I recently team-taught an all-day course at my company on “Introduction to SQL and Relational Databases.” It was a great experience and I had a lot of fun — feedback so far has been good :).
We were talking about all sorts of SQL basics, like:
1. DML vs. DDL vs. DCL vs. Other (where Other are things like vendor-specific commands to start and stop the database)
2. Datatypes in SQL
3. WHERE clause and permutations thereof
4. Introduction to Joins, basic INNER, LEFT OUTER, RIGHT OUTER, etc.
5. I gave a quick demonstration of what “normalization” means and how it can be useful to avoid problems like data inconsistency and duplication. I did not actually teach how to normalize and model data, however, because that is a whole involved other discussion that we could talk about for days on its own.

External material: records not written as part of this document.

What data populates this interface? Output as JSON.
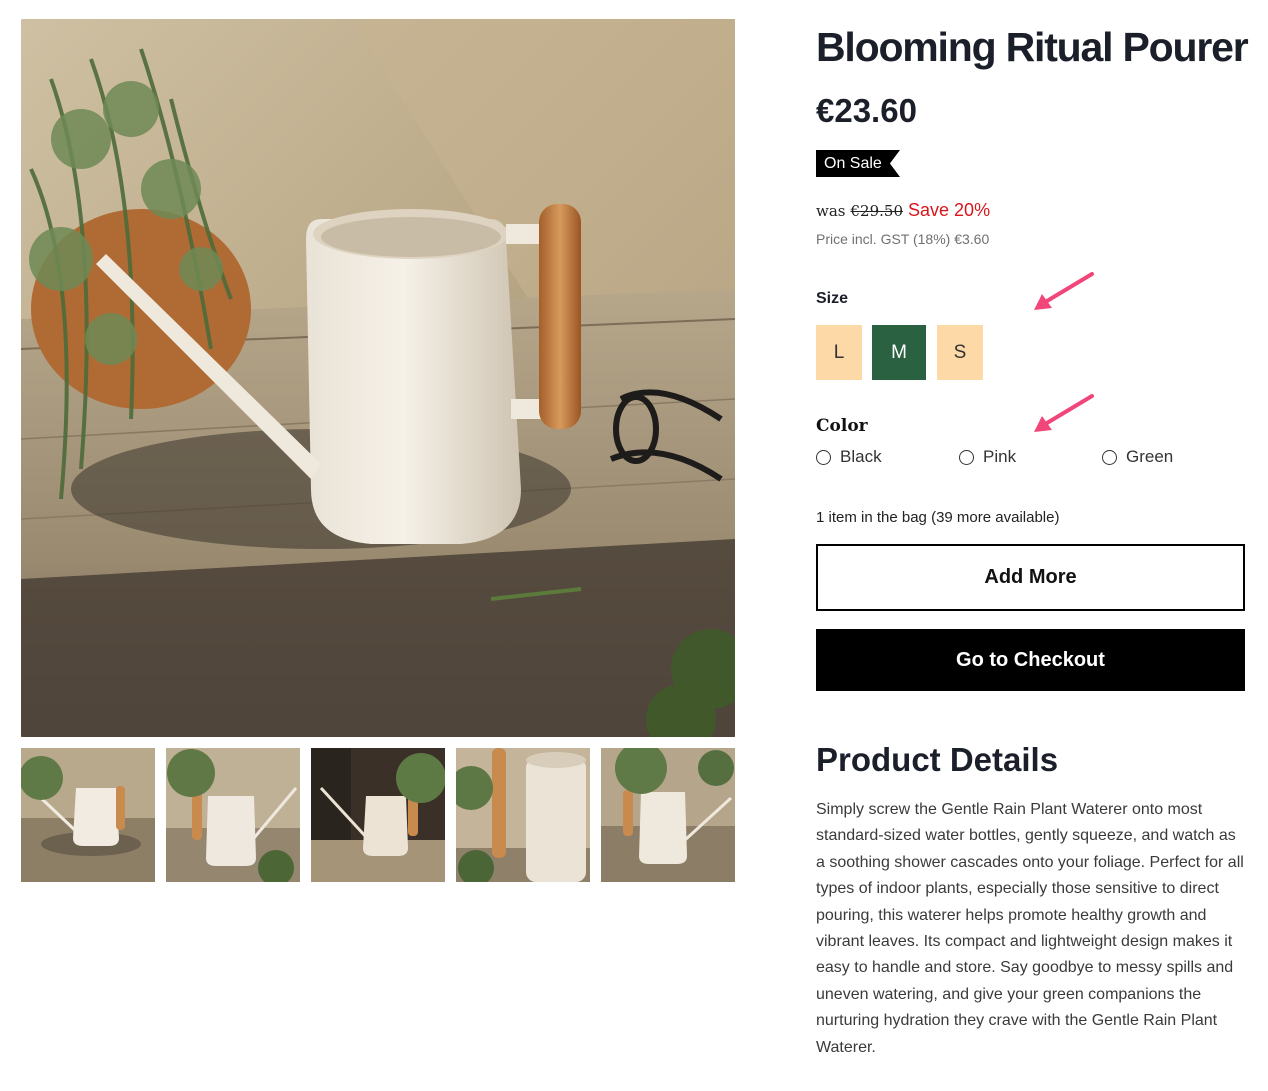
{
  "product": {
    "title": "Blooming Ritual Pourer",
    "price": "€23.60",
    "badge": "On Sale",
    "was_label": "was",
    "was_price": "€29.50",
    "save_text": "Save 20%",
    "tax_text": "Price incl. GST (18%) €3.60"
  },
  "size": {
    "label": "Size",
    "options": [
      "L",
      "M",
      "S"
    ],
    "selected": "M"
  },
  "color": {
    "label": "Color",
    "options": [
      "Black",
      "Pink",
      "Green"
    ]
  },
  "cart": {
    "status": "1 item in the bag (39 more available)",
    "add_more_label": "Add More",
    "checkout_label": "Go to Checkout"
  },
  "details": {
    "heading": "Product Details",
    "body": "Simply screw the Gentle Rain Plant Waterer onto most standard-sized water bottles, gently squeeze, and watch as a soothing shower cascades onto your foliage. Perfect for all types of indoor plants, especially those sensitive to direct pouring, this waterer helps promote healthy growth and vibrant leaves. Its compact and lightweight design makes it easy to handle and store. Say goodbye to messy spills and uneven watering, and give your green companions the nurturing hydration they crave with the Gentle Rain Plant Waterer."
  },
  "colors": {
    "accent_selected": "#2a6141",
    "size_unselected": "#fdd9a8",
    "sale_red": "#d8161d",
    "annotation_arrow": "#f2457a"
  },
  "gallery": {
    "thumbnail_count": 5
  }
}
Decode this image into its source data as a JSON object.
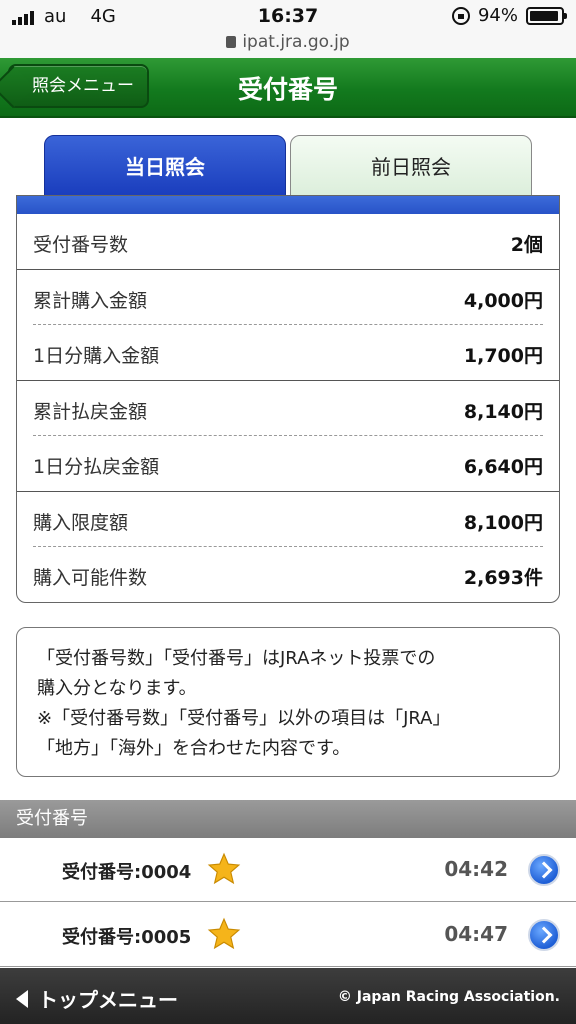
{
  "status_bar": {
    "carrier": "au",
    "network": "4G",
    "time": "16:37",
    "battery": "94%",
    "battery_level": 0.94
  },
  "url": "ipat.jra.go.jp",
  "header": {
    "back_label": "照会メニュー",
    "title": "受付番号"
  },
  "tabs": [
    {
      "label": "当日照会",
      "active": true
    },
    {
      "label": "前日照会",
      "active": false
    }
  ],
  "summary": {
    "rows": [
      {
        "label": "受付番号数",
        "value": "2個"
      },
      {
        "label": "累計購入金額",
        "value": "4,000円"
      },
      {
        "label": "1日分購入金額",
        "value": "1,700円"
      },
      {
        "label": "累計払戻金額",
        "value": "8,140円"
      },
      {
        "label": "1日分払戻金額",
        "value": "6,640円"
      },
      {
        "label": "購入限度額",
        "value": "8,100円"
      },
      {
        "label": "購入可能件数",
        "value": "2,693件"
      }
    ]
  },
  "notice": {
    "line1": "「受付番号数」「受付番号」はJRAネット投票での",
    "line2": "購入分となります。",
    "line3": "※「受付番号数」「受付番号」以外の項目は「JRA」",
    "line4": "「地方」「海外」を合わせた内容です。"
  },
  "section_title": "受付番号",
  "receipts": [
    {
      "label": "受付番号:0004",
      "time": "04:42"
    },
    {
      "label": "受付番号:0005",
      "time": "04:47"
    }
  ],
  "footer": {
    "top_menu": "トップメニュー",
    "copyright": "© Japan Racing Association."
  },
  "colors": {
    "header_green": "#137a1e",
    "tab_blue": "#1a3dbd",
    "star_gold": "#f5b41a"
  }
}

Some questions came up that were fairly involved that I could not answer during the course. one of those questions was “What is JSON and why do we/I see it in some databases?”
JSON is a method to represent data in a text file. It is a kind of data serialization . Data serialization is a tool when you are working in a system and want to export data and send it to another system to import. The “old-school” method of data serialization is “flat text” files, like comma-separated or tab-delimited files. CSV or tab-delimited files can be useful but are problematic because if you don’t know what the fields mean in them beforehand and they also don’t allow any representation of hierarchical relationships in the file.
So then people dreamed up the idea of XML, which actually has tags in the file to represent the data and also allows hierarchies to be represented.It also has a bunch of other advantages, like allowing definitions of schemas to check variable types. Simple XML example:
<?xml version="1.0"?> <catalog> <book id="bk101"> <author>Gambardella, Matthew</author> <title>XML Developer's Guide</title> <genre>Computer</genre> <price>44.95</price> <publish_date>2000-10-01</publish_date> <description>An in-depth look at creating applications with XML.</description> </book> <book id="bk102"> <author>Ralls, Kim</author> <title>Midnight Rain</title> <genre>Fantasy</genre> <price>5.95</price> <publish_date>2000-12-16</publish_date> <description>A former architect battles corporate zombies, an evil sorceress, and her own childhood to become queen of the world.</description> </book> </catalog>
So by “hierarchy” I mean how in this example we could have authors in books in a catalog. You can’t really do this accurately in this way in a flat-text file.
XML has problems though, like verbosity and complexity, as well as taking up a lot of space in a file to describe a given amount of data vs. comma-delimited or tab-delimited files. In the meantime, the IT community had been working on other data serialization formats, and came up with JSON.
Now — why does JSON sometimes show up in a database when it is a data serialization format and generally intended for sending between systems?
1. That anything that makes development faster and more efficient is useful and we should move in that direction (the school of thought that puts XML or JSON right into a database.)
2. That the most important thing is the quality and consistency of the data, and while developer effort is important to consider, it is not such a bad thing to make developers work harder up-front in their applications to force quality and consistency of data upon insertion or modification of data in the database rather than have to deal with data issues later. So just use JSON or XML for transmissions between systems, but not as permanent data storage formats. Model and store data that should be relational in a relational form, hopefully appropriately normalized. 1
I fall into camp #2 (angry DBA stereotype, right?) but there are lively debates going on all over the place about this kind of thing.
A comparison of data serialization formats here.
EDIT: 2/23/2015 1:17 PM PST
I was thinking a bit more about what bothers me about JSON in a database. And after reading this excellent article by Fabian Pascal about Hadoop vs. RDBMSes. To quote:
“…The core idea behind the database concept is native application neutrality–a general purpose data resource with multiple “uses” (applications) and data functions centralized in a DBMS…. ”
“…This requires moving data constraints out of the database and into the application…”
That requires you to trust the application developers/coders to truly understand data consistency, rules, etc., and 90% of the time I would not trust in this matter.
- I admit that there are certain kinds of data, like lots of BLOBS, that are not well-suited to relational databases. I also admit that I am glossing over the whole CAP vs. ACID/BASE vs. ACID discussion here and that in very large-scale systems you might have other considerations. But most of the time we are not building giant globe-spanning systems and we also do not have the staff and resources of an Amazon or a Google to build and maintain these kinds of systems.